Freescale has several innovative 8/16/32-bit MCUs and sensors designed specifically for this market. The MPC564xL family of dual-core, dual-issue 32-bit MCUs, for instance, is architected to help system designers meet very strict FIT rates in SIL3 and ASIL-D safety standards. These standards are accepted as minimum criteria for various safety critical systems. Processors from this family help reduce burden on safety system designers by providing a lot of key functionalities on a single chip while taking care of various functional safety aspects. Specific applications targeted with MPC564xL include electric power steering; short and mid-range adaptive cruise control, RADAR and LIDAR; vehicle dynamic and chassis control; ABS braking systems; electronic stability program (ESP); blind spot detection; pre-crash detection; and in hybrid electric vehicles (HEVs).

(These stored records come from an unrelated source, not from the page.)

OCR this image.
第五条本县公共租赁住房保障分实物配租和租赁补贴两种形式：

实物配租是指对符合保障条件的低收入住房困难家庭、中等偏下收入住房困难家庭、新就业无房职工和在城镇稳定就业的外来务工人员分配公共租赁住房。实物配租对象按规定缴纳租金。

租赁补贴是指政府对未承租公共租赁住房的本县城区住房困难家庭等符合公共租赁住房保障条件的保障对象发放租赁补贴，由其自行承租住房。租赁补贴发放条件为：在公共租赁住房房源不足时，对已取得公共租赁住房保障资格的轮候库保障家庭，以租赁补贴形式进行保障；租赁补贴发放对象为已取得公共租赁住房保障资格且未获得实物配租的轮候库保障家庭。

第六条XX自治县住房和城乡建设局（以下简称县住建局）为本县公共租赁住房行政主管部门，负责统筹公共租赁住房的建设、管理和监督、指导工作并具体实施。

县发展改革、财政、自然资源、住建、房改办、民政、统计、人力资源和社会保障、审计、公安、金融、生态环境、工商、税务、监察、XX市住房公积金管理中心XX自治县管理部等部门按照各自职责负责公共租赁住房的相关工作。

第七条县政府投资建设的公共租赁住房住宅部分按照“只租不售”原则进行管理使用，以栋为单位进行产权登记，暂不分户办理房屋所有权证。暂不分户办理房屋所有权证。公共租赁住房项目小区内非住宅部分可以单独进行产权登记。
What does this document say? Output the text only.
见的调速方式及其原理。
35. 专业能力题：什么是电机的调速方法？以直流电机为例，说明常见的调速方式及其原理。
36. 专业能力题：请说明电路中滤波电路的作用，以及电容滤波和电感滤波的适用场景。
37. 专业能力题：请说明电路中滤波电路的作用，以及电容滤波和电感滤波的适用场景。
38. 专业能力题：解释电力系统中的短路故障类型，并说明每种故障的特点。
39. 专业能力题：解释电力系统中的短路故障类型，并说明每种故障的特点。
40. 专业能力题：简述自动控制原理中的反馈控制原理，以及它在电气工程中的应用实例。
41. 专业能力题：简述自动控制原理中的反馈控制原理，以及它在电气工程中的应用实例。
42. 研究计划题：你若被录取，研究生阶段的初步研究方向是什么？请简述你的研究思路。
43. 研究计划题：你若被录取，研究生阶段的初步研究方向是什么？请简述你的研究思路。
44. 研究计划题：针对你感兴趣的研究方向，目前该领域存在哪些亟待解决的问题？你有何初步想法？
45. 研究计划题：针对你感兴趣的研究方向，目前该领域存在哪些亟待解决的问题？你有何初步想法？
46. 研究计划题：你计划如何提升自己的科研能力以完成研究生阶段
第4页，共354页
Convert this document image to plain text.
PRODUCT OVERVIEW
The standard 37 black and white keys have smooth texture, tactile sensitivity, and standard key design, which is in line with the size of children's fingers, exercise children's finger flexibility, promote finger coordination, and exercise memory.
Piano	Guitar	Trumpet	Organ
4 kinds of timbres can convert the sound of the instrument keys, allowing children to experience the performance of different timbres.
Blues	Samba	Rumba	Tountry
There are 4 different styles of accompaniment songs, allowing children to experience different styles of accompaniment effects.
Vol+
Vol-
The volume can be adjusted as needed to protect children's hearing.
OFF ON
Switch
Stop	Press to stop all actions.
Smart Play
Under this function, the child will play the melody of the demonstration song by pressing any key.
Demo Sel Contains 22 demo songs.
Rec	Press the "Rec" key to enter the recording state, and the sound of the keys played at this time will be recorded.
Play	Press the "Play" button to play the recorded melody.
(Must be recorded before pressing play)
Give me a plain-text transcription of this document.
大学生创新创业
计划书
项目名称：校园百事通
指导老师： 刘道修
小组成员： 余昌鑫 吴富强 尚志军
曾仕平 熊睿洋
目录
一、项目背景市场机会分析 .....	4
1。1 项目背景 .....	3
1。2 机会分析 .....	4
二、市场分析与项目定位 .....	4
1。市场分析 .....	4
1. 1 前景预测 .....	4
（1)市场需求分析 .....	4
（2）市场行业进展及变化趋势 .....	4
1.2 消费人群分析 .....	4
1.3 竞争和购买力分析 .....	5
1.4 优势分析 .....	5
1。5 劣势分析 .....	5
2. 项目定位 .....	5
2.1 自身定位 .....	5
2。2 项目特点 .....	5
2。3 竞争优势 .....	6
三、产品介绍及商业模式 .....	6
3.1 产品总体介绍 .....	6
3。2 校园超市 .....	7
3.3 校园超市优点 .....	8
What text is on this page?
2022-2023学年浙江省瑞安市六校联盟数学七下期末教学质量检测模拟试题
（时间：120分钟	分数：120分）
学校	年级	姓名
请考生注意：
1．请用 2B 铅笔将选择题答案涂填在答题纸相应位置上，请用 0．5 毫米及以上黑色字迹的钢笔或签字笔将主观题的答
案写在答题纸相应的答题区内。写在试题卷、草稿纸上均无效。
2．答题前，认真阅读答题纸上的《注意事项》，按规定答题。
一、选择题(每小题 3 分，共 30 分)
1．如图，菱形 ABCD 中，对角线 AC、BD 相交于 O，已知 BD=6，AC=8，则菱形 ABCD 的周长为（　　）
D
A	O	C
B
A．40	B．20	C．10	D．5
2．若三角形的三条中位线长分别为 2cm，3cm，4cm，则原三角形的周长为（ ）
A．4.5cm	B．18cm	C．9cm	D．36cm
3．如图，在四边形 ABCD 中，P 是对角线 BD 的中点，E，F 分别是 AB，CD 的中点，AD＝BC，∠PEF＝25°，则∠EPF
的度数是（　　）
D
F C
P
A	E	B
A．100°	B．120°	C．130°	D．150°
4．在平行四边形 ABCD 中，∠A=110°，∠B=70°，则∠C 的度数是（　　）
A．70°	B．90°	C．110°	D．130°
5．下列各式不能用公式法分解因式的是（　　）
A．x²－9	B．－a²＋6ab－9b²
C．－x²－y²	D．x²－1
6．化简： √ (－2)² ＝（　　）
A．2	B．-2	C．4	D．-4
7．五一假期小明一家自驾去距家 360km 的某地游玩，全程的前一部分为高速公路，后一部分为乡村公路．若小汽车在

Catering to a variety of tasks, the MPC564xL family has several key functionalities built inside the SoC. These include static switching support for the MCUs between two operational modes based on system safety requirements; flexible hardware self test capabilities, which provide diagnostic coverage at both logic and memory level; on-chip fault collection and control unit, which ensures that all the faults are collected and properly routed inside and outside to the system; motor control; 12-bit ADCs in the chip, which ensure precise conversion for various input waveforms; and support for robust communications channels such as FlexRay, CAN, etc., to ensure that data and control transfers with other MCUs goes smoothly in the automotive environment.